Nel 2011 è nata l’Alleanza delle cooperative italiane (ACI), coordinamento nazionale tra AGCI, Confcooperative e Legacoop, a cui è seguita la costituzione dei coordinamenti nazionali, come l’Alleanza delle cooperative agroalimentari e nel 2013 è nato Agrinsieme, il coordinamento tra CIA, Confagricoltura, Copagri e Alleanza delle cooperative agroalimentari, che comprende AGCI-Agrital, Confcooperative FedagriPesca e Legacoop Agroalimentare. Il coordinamento, a mio avviso, poteva essere il primo segnale del superamento delle divisioni che fin dall’origine hanno diviso la cooperazione e le organizzazioni professionali agricole sulla base di differenze ideologiche e soprattutto partitiche che hanno dominato la società italiana e soprattutto la politica fin dall’unità d’Italia. In realtà, pare di poter affermare che il coordinamento non ha per nulla indebolito la struttura delle singole organizzazioni che hanno mantenuto ben chiara la loro indipendenza reciproca e le differenze ideologiche sono finite nella crisi delle ideologie che sta conoscendo il XXI secolo, per cui non si sono verificati avvicinamenti nemmeno su questo terreno diventato una melma che fa perdere la loro identità anche ai partiti, dove diventa difficile distinguere persino tra destra e sinistra. Nemmeno la necessità di unirsi per competere con la Coldiretti, l’unica organizzazione che ha sviluppato una propria specifica strategia, caratterizzata dal legame con il mondo dei consumatori, è riuscita a far avanzare il coordinamento verso qualche cosa di più stabile e forte nell’interlocuzione con la politica.
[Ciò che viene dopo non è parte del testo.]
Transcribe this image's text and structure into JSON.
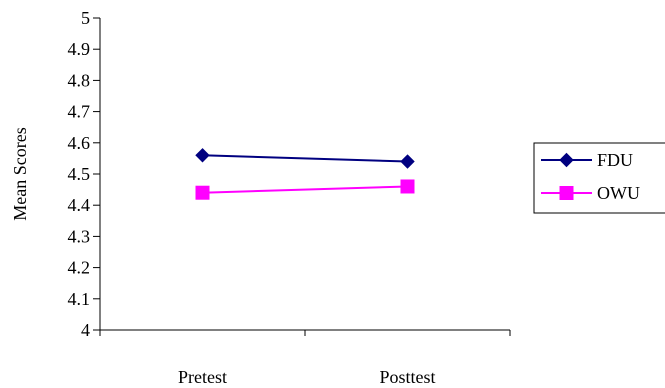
{
  "chart_data": {
    "type": "line",
    "title": "",
    "xlabel": "",
    "ylabel": "Mean Scores",
    "categories": [
      "Pretest",
      "Posttest"
    ],
    "ylim": [
      4,
      5
    ],
    "yticks": [
      "4",
      "4.1",
      "4.2",
      "4.3",
      "4.4",
      "4.5",
      "4.6",
      "4.7",
      "4.8",
      "4.9",
      "5"
    ],
    "grid": false,
    "legend_position": "right",
    "series": [
      {
        "name": "FDU",
        "values": [
          4.56,
          4.54
        ],
        "color": "#000080",
        "marker": "diamond"
      },
      {
        "name": "OWU",
        "values": [
          4.44,
          4.46
        ],
        "color": "#ff00ff",
        "marker": "square"
      }
    ]
  }
}
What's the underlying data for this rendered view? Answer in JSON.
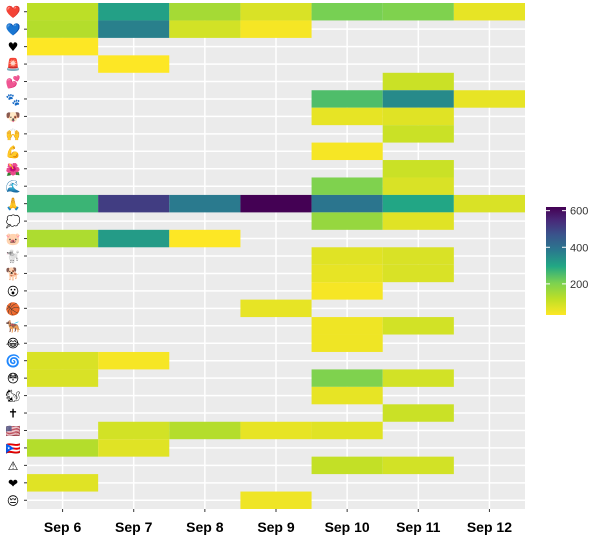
{
  "chart_data": {
    "type": "heatmap",
    "title": "",
    "xlabel": "",
    "ylabel": "",
    "x_categories": [
      "Sep 6",
      "Sep 7",
      "Sep 8",
      "Sep 9",
      "Sep 10",
      "Sep 11",
      "Sep 12"
    ],
    "y_categories": [
      "❤️",
      "💙",
      "♥",
      "🚨",
      "💕",
      "🐾",
      "🐶",
      "🙌",
      "💪",
      "🌺",
      "🌊",
      "🙏",
      "💭",
      "🐷",
      "🐩",
      "🐕",
      "😮",
      "🏀",
      "🐕‍🦺",
      "😂",
      "🌀",
      "😳",
      "🐿",
      "✝",
      "🇺🇸",
      "🇵🇷",
      "⚠",
      "❤",
      "😔"
    ],
    "values": [
      [
        120,
        310,
        150,
        80,
        210,
        200,
        60
      ],
      [
        130,
        370,
        90,
        40,
        null,
        null,
        null
      ],
      [
        30,
        null,
        null,
        null,
        null,
        null,
        null
      ],
      [
        null,
        30,
        null,
        null,
        null,
        null,
        null
      ],
      [
        null,
        null,
        null,
        null,
        null,
        100,
        null
      ],
      [
        null,
        null,
        null,
        null,
        250,
        350,
        60
      ],
      [
        null,
        null,
        null,
        null,
        60,
        70,
        null
      ],
      [
        null,
        null,
        null,
        null,
        null,
        100,
        null
      ],
      [
        null,
        null,
        null,
        null,
        40,
        null,
        null
      ],
      [
        null,
        null,
        null,
        null,
        null,
        100,
        null
      ],
      [
        null,
        null,
        null,
        null,
        200,
        80,
        null
      ],
      [
        270,
        510,
        380,
        620,
        390,
        300,
        80
      ],
      [
        null,
        null,
        null,
        null,
        170,
        70,
        null
      ],
      [
        140,
        320,
        30,
        null,
        null,
        null,
        null
      ],
      [
        null,
        null,
        null,
        null,
        70,
        80,
        null
      ],
      [
        null,
        null,
        null,
        null,
        60,
        80,
        null
      ],
      [
        null,
        null,
        null,
        null,
        40,
        null,
        null
      ],
      [
        null,
        null,
        null,
        60,
        null,
        null,
        null
      ],
      [
        null,
        null,
        null,
        null,
        50,
        90,
        null
      ],
      [
        null,
        null,
        null,
        null,
        50,
        null,
        null
      ],
      [
        80,
        40,
        null,
        null,
        null,
        null,
        null
      ],
      [
        80,
        null,
        null,
        null,
        200,
        90,
        null
      ],
      [
        null,
        null,
        null,
        null,
        60,
        null,
        null
      ],
      [
        null,
        null,
        null,
        null,
        null,
        100,
        null
      ],
      [
        null,
        90,
        130,
        60,
        70,
        null,
        null
      ],
      [
        130,
        70,
        null,
        null,
        null,
        null,
        null
      ],
      [
        null,
        null,
        null,
        null,
        110,
        90,
        null
      ],
      [
        70,
        null,
        null,
        null,
        null,
        null,
        null
      ],
      [
        null,
        null,
        null,
        50,
        null,
        null,
        null
      ]
    ],
    "color_range": [
      30,
      620
    ],
    "color_scale": "viridis",
    "colors": {
      "panel": "#ebebeb",
      "grid": "#ffffff"
    },
    "legend": {
      "position": "right",
      "ticks": [
        200,
        400,
        600
      ]
    }
  }
}
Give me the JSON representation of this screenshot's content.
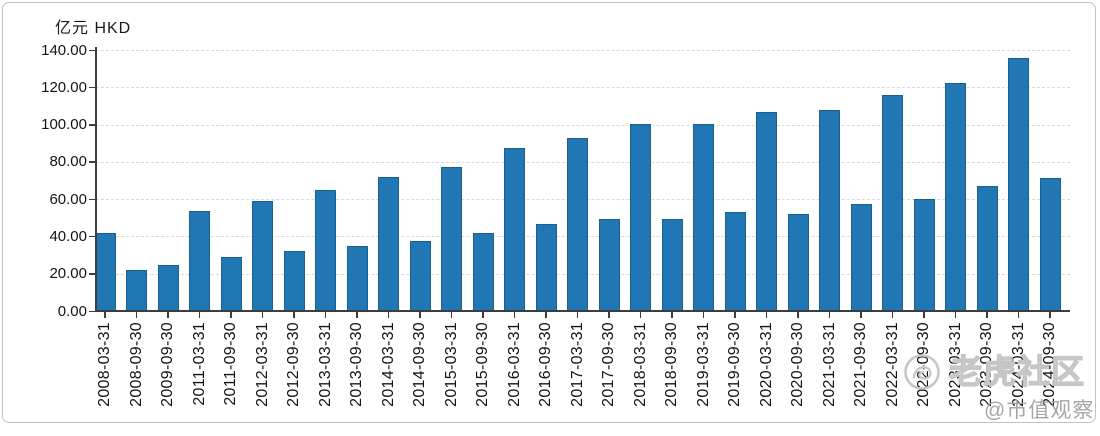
{
  "chart": {
    "unit_label": "亿元  HKD"
  },
  "chart_data": {
    "type": "bar",
    "title": "",
    "ylabel": "亿元 HKD",
    "xlabel": "",
    "ylim": [
      0,
      140
    ],
    "y_tick_interval": 20,
    "y_tick_labels": [
      "0.00",
      "20.00",
      "40.00",
      "60.00",
      "80.00",
      "100.00",
      "120.00",
      "140.00"
    ],
    "grid": "horizontal-dashed",
    "legend": "none",
    "bar_color": "#2077b4",
    "categories": [
      "2008-03-31",
      "2008-09-30",
      "2009-09-30",
      "2011-03-31",
      "2011-09-30",
      "2012-03-31",
      "2012-09-30",
      "2013-03-31",
      "2013-09-30",
      "2014-03-31",
      "2014-09-30",
      "2015-03-31",
      "2015-09-30",
      "2016-03-31",
      "2016-09-30",
      "2017-03-31",
      "2017-09-30",
      "2018-03-31",
      "2018-09-30",
      "2019-03-31",
      "2019-09-30",
      "2020-03-31",
      "2020-09-30",
      "2021-03-31",
      "2021-09-30",
      "2022-03-31",
      "2022-09-30",
      "2023-03-31",
      "2023-09-30",
      "2024-03-31",
      "2024-09-30"
    ],
    "values": [
      42.0,
      22.2,
      24.6,
      53.5,
      29.0,
      59.2,
      32.0,
      65.0,
      34.6,
      72.0,
      37.8,
      77.2,
      42.0,
      87.6,
      46.6,
      92.8,
      49.3,
      100.2,
      49.1,
      100.4,
      53.2,
      107.0,
      52.0,
      107.8,
      57.6,
      116.0,
      60.2,
      122.5,
      67.0,
      135.8,
      71.5
    ]
  },
  "watermark": {
    "community": "老虎社区",
    "handle": "@市值观察"
  }
}
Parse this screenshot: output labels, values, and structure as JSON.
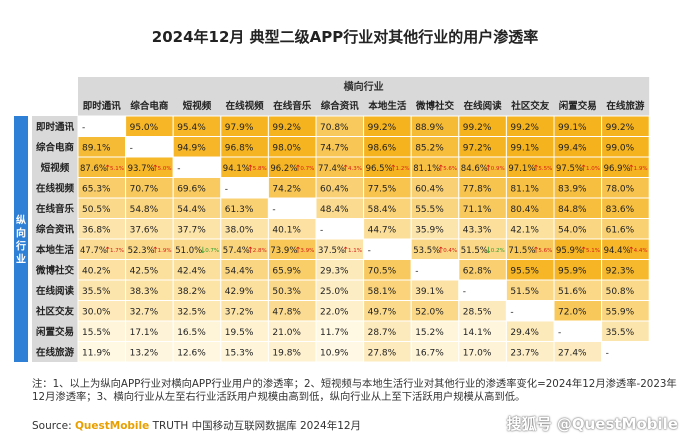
{
  "title": "2024年12月 典型二级APP行业对其他行业的用户渗透率",
  "notes": "注：1、以上为纵向APP行业对横向APP行业用户的渗透率；2、短视频与本地生活行业对其他行业的渗透率变化=2024年12月渗透率-2023年12月渗透率；3、横向行业从左至右行业活跃用户规模由高到低，纵向行业从上至下活跃用户规模从高到低。",
  "source_label": "Source:",
  "source_brand": "QuestMobile",
  "source_text": "TRUTH 中国移动互联网数据库 2024年12月",
  "watermark": "搜狐号 @QuestMobile",
  "colors": {
    "header": "#d9d9d9",
    "vertical_bar": "#2e7fd6",
    "up": "#d91e18",
    "down": "#2e9e2e",
    "high": "#f5b21b",
    "low": "#fff9e6"
  },
  "chart_data": {
    "type": "heatmap",
    "column_group_label": "横向行业",
    "row_group_label": "纵向行业",
    "columns": [
      "即时通讯",
      "综合电商",
      "短视频",
      "在线视频",
      "在线音乐",
      "综合资讯",
      "本地生活",
      "微博社交",
      "在线阅读",
      "社区交友",
      "闲置交易",
      "在线旅游"
    ],
    "rows": [
      "即时通讯",
      "综合电商",
      "短视频",
      "在线视频",
      "在线音乐",
      "综合资讯",
      "本地生活",
      "微博社交",
      "在线阅读",
      "社区交友",
      "闲置交易",
      "在线旅游"
    ],
    "values": [
      [
        "-",
        "95.0%",
        "95.4%",
        "97.9%",
        "99.2%",
        "70.8%",
        "99.2%",
        "88.9%",
        "99.2%",
        "99.2%",
        "99.1%",
        "99.2%"
      ],
      [
        "89.1%",
        "-",
        "94.9%",
        "96.8%",
        "98.0%",
        "74.7%",
        "98.6%",
        "85.2%",
        "97.2%",
        "99.1%",
        "99.4%",
        "99.0%"
      ],
      [
        "87.6%",
        "93.7%",
        "-",
        "94.1%",
        "96.2%",
        "77.4%",
        "96.5%",
        "81.1%",
        "84.6%",
        "97.1%",
        "97.5%",
        "96.9%"
      ],
      [
        "65.3%",
        "70.7%",
        "69.6%",
        "-",
        "74.2%",
        "60.4%",
        "77.5%",
        "60.4%",
        "77.8%",
        "81.1%",
        "83.9%",
        "78.0%"
      ],
      [
        "50.5%",
        "54.8%",
        "54.4%",
        "61.3%",
        "-",
        "48.4%",
        "58.4%",
        "55.5%",
        "71.1%",
        "80.4%",
        "84.8%",
        "83.6%"
      ],
      [
        "36.8%",
        "37.6%",
        "37.7%",
        "38.0%",
        "40.1%",
        "-",
        "44.7%",
        "35.9%",
        "43.3%",
        "42.1%",
        "54.0%",
        "61.6%"
      ],
      [
        "47.7%",
        "52.3%",
        "51.0%",
        "57.4%",
        "73.9%",
        "37.5%",
        "-",
        "53.5%",
        "51.5%",
        "71.5%",
        "95.9%",
        "94.4%"
      ],
      [
        "40.2%",
        "42.5%",
        "42.4%",
        "54.4%",
        "65.9%",
        "29.3%",
        "70.5%",
        "-",
        "62.8%",
        "95.5%",
        "95.9%",
        "92.3%"
      ],
      [
        "35.5%",
        "38.3%",
        "38.2%",
        "42.9%",
        "50.3%",
        "25.0%",
        "58.1%",
        "39.1%",
        "-",
        "51.5%",
        "51.6%",
        "50.8%"
      ],
      [
        "30.0%",
        "32.7%",
        "32.5%",
        "37.2%",
        "47.8%",
        "22.0%",
        "49.7%",
        "52.0%",
        "28.5%",
        "-",
        "72.0%",
        "55.9%"
      ],
      [
        "15.5%",
        "17.1%",
        "16.5%",
        "19.5%",
        "21.0%",
        "11.7%",
        "28.7%",
        "15.2%",
        "14.1%",
        "29.4%",
        "-",
        "35.5%"
      ],
      [
        "11.9%",
        "13.2%",
        "12.6%",
        "15.3%",
        "19.8%",
        "10.9%",
        "27.8%",
        "16.7%",
        "17.0%",
        "23.7%",
        "27.4%",
        "-"
      ]
    ],
    "changes": {
      "短视频": [
        "5.1%",
        "5.0%",
        "",
        "5.8%",
        "0.7%",
        "4.3%",
        "1.2%",
        "5.6%",
        "0.9%",
        "5.5%",
        "1.0%",
        "1.9%"
      ],
      "本地生活": [
        "1.7%",
        "1.9%",
        "0.7%",
        "2.8%",
        "3.9%",
        "1.1%",
        "",
        "0.4%",
        "0.2%",
        "5.6%",
        "5.1%",
        "4.4%"
      ]
    },
    "change_directions": {
      "短视频": [
        "up",
        "up",
        "",
        "up",
        "up",
        "up",
        "up",
        "up",
        "up",
        "up",
        "up",
        "up"
      ],
      "本地生活": [
        "up",
        "up",
        "down",
        "up",
        "up",
        "up",
        "",
        "up",
        "down",
        "up",
        "up",
        "up"
      ]
    }
  }
}
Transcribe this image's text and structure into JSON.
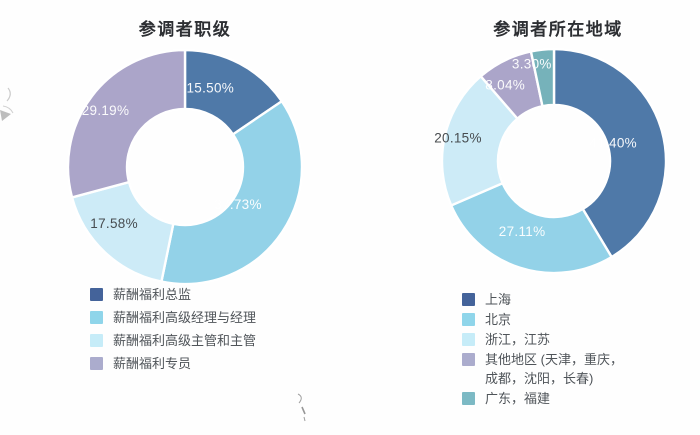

Purtroppo da qualche tempo nella stampa, anche quella di settore, non si parla quasi più di Agrinsieme e poco di ACI-Alleanza delle Cooperative Italiane, perché l’obiettivo di ciascuna organizzazione, pur facendo parte di un coordinamento, è quello di alzare dei muri per isolare la sua base associativa, che è la fonte dei contributi che finanziano l’organizzazione, per cui il coordinamento non riesce nemmeno a esprimere con una sola voce gli interessi del mondo che dovrebbe rappresentare. Per forza la Coldiretti vince a man bassa su tutti i tavoli!